Physical preparation is also important as a violinist, just like a sportsperson, especially as a violinist gets older.
"It has to do with muscles and with the body. So as much as possible [I] workout and sometimes it’s not easy because there is not so much time."
Goicea has recently taken up pilates to help strengthen her muscles.
"I find myself really liking it a lot, but it’s very hard. So sometimes I feel when I’m too tired, for example, I can feel how hard it is. But I have a very good trainer here in Vienna and she’s pushing me very hard.
"So that’s my new goal, the pilates, you know, so that I do it as good as I can."
Another new work she is learning is a violin concerto by Samuel Coleridge-Taylor for a concert at a festival this northern autumn.
"I really like it, because it’s very romantic, and now it turns out that I’m coaching at the Wakatipu music festival a piece by Coleridge-Taylor, it’s the Piano Quintet, so I’m going to know more of his music now."
In recent times she has enjoyed learning a new concerto by African American composer Florence Price and the Ligeti violin concerto.

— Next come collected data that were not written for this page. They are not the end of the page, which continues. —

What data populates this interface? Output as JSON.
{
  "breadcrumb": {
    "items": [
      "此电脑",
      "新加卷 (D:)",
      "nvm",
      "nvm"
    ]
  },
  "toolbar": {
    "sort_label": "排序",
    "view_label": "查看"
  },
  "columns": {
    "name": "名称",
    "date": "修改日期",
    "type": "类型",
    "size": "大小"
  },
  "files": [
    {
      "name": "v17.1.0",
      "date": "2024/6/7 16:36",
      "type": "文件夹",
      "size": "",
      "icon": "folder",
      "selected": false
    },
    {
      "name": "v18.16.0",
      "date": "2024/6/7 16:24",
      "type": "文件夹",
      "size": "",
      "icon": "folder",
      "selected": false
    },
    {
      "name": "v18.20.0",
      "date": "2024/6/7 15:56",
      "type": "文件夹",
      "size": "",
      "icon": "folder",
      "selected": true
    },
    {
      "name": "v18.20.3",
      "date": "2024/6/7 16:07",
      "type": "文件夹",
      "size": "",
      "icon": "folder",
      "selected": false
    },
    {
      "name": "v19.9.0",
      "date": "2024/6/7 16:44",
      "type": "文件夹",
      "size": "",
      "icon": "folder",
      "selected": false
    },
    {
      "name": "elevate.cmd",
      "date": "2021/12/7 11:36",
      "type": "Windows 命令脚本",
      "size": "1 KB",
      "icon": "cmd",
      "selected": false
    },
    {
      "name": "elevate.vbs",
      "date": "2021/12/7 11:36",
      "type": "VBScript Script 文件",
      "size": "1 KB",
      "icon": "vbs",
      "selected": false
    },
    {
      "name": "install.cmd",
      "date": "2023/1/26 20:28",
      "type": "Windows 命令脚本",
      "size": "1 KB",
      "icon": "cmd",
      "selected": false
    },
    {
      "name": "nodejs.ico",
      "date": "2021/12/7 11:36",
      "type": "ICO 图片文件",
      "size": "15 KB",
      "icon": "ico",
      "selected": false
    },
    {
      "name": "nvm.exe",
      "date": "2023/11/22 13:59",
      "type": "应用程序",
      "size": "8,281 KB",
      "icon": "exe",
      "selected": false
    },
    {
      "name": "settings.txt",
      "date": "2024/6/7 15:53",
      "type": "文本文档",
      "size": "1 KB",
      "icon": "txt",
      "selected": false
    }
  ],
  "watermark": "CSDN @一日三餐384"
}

"Gyorgi Ligeti, crazy, crazy piece, absolutely crazy, I learned it one and a-half years ago, and I mean something more difficult than that, it’s hard to believe, I mean that was really extremely difficult, but everything else seems more relaxed after that."
Next on her list to learn is Shostakovich Concerto No. 2, now that she has played his No. 1 concerto.
"No. 2 is less played, and it’s a great piece as well, so that’s also something that I would like to learn."
For the past season Goicea has been the artist in residence with the Enescu Philharmonic Orchestra Bucharest where she collaborated with the conductors Michail Pletnev and Charles Dutoit.
"Like one month ago, I played in Bucharest, Prokofiev concerto, and the conductor was Maestro Charles Dutoit, so it was really a great collaboration with him, I really enjoyed it a lot, it was a great concert. So I’m also very happy to play always new repertoire, you know, I like to play a lot of concerti and challenges, a lot of challenges."
To see
Ioana Cristina Goicea , April 18, 7pm, April 19, 3pm, Whakatipu Music Festival, April 18-21, Queenstown.